The addition of the Packery Channel issue to the April ballot turned what might have been a so-so City Council election into a battle for the future of Padre Island and to a large extent a decision point on how the city is to be run.
The Let Us Vote organization basically built its case to get signatures on two arguments: we didn't get to vote, and we already voted on that one.
Two young men who came to my door, on two different occasions, soliciting signatures said the Let Us Vote group wasn't for the Packery project or against it. We just think that people ought to vote on it, they said. What they sought, and got, was a vote on the council's decision to fund the local portion of the $30 million cost of dredging Packery Channel with tax-increment financing.
The companion argument was that the voters had already voted down Packery Channel in 1999 when Nueces County voters turned down bonds that would have paid for the dredging costs.
If the council had had its druthers, early April would have been one of the least likely dates on which to hold an election on Packery Channel. The council learned a lesson in November when it passed the first bond election in 14 years after several defeats: hold elections when the largest turnout is expected. By holding the election in November that resulted in the passage of sales tax measures to fund a new arena, repair the seawall and millions in dollars in bonds, the council avoided relying on the 20 percent or less turnout that had decided previous city issues.

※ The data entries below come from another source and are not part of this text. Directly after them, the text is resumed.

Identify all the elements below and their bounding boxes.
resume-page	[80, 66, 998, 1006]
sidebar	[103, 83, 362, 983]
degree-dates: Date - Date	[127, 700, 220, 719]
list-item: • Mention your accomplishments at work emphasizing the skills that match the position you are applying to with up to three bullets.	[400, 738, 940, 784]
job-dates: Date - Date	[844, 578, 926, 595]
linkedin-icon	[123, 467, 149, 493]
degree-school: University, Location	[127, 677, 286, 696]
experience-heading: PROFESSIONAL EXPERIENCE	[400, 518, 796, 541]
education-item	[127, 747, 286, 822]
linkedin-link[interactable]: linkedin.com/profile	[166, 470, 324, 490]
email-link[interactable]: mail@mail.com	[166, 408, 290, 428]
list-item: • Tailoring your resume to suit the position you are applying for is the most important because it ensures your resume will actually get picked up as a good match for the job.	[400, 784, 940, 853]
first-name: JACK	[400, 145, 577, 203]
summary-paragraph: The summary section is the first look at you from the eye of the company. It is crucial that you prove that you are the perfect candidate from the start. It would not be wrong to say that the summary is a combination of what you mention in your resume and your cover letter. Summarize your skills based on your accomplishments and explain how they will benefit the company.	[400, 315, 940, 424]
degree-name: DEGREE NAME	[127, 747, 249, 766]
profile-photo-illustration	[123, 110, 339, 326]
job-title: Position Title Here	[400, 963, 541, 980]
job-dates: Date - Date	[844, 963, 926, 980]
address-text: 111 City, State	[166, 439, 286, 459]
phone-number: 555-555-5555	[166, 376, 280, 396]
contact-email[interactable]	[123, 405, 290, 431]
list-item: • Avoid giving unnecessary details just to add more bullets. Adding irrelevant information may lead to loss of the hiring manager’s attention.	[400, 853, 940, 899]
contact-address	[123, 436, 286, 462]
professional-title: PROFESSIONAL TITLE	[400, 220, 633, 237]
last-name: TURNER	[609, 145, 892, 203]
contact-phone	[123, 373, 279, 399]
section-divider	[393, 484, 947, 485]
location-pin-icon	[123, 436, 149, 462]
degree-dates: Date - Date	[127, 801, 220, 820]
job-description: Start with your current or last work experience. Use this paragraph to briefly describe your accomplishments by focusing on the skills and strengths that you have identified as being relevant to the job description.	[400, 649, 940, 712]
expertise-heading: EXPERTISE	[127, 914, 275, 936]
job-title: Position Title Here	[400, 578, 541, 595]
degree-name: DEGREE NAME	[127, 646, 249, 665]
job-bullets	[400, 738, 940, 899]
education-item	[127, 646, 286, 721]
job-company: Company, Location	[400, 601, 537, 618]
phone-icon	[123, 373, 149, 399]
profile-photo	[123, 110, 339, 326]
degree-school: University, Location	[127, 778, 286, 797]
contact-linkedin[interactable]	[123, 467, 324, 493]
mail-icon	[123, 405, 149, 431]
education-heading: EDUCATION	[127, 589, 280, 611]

A general election turnout assured that younger and Hispanic voters got to the polls, voters who could see the benefits of building an arena and who actually buy tickets to concerts and go to IceRay games.
So far, the Let Us Vote organizers have another advantage on their side: passion. Even with the hiring of petition-gatherers, it is no easy thing to get out and gather thousands of signatures. The front-page photo of Betty and Chuck Spencer, leaders of Let Us Vote, embracing in victory after they successfully forced the vote perfectly captured the enthusiasm and commitment that the Packery Channel opponents have devoted to their goal. Now they will put that passion to work to defeat the measure.
The supporters of Packery Channel would do well not to dismiss the Let Us Vote organization. It is easy to dismiss opponents of things like Packery Channel as "aginners" and perennial opponents. There is always a small group of Corpus Christians who oppose everything and anything. But if they were alone, they wouldn't have been able to pass the tax rate cap, or defeat the economic development sales tax (several times), or force the Packery Channel election.
But these opposition groups have been able to find support among voters who do have questions to be answered and doubts allayed. In that sense, the winning combination for Packery Channel supporters is the other part of the strategy followed last November: answer the charges with facts. The voters who will decide this election are not the hard core on either side, but the big middle who want the facts aired out.
Of course, the facts for Packery Channel really revolve around what kind of city we want Corpus Christi to be. A $677 million development with hotels, marina, restaurants and a convention center hangs on opening the channel on Padre Island. If you think that's not important, just read the disappointing city sales tax figures for the last quarter of the year. The drop of more than 6 percent means less money to pay for police, for park maintenance and for all city services. Those who think that developing Packery Channel affects only those who own boats need to rethink that narrow assumption.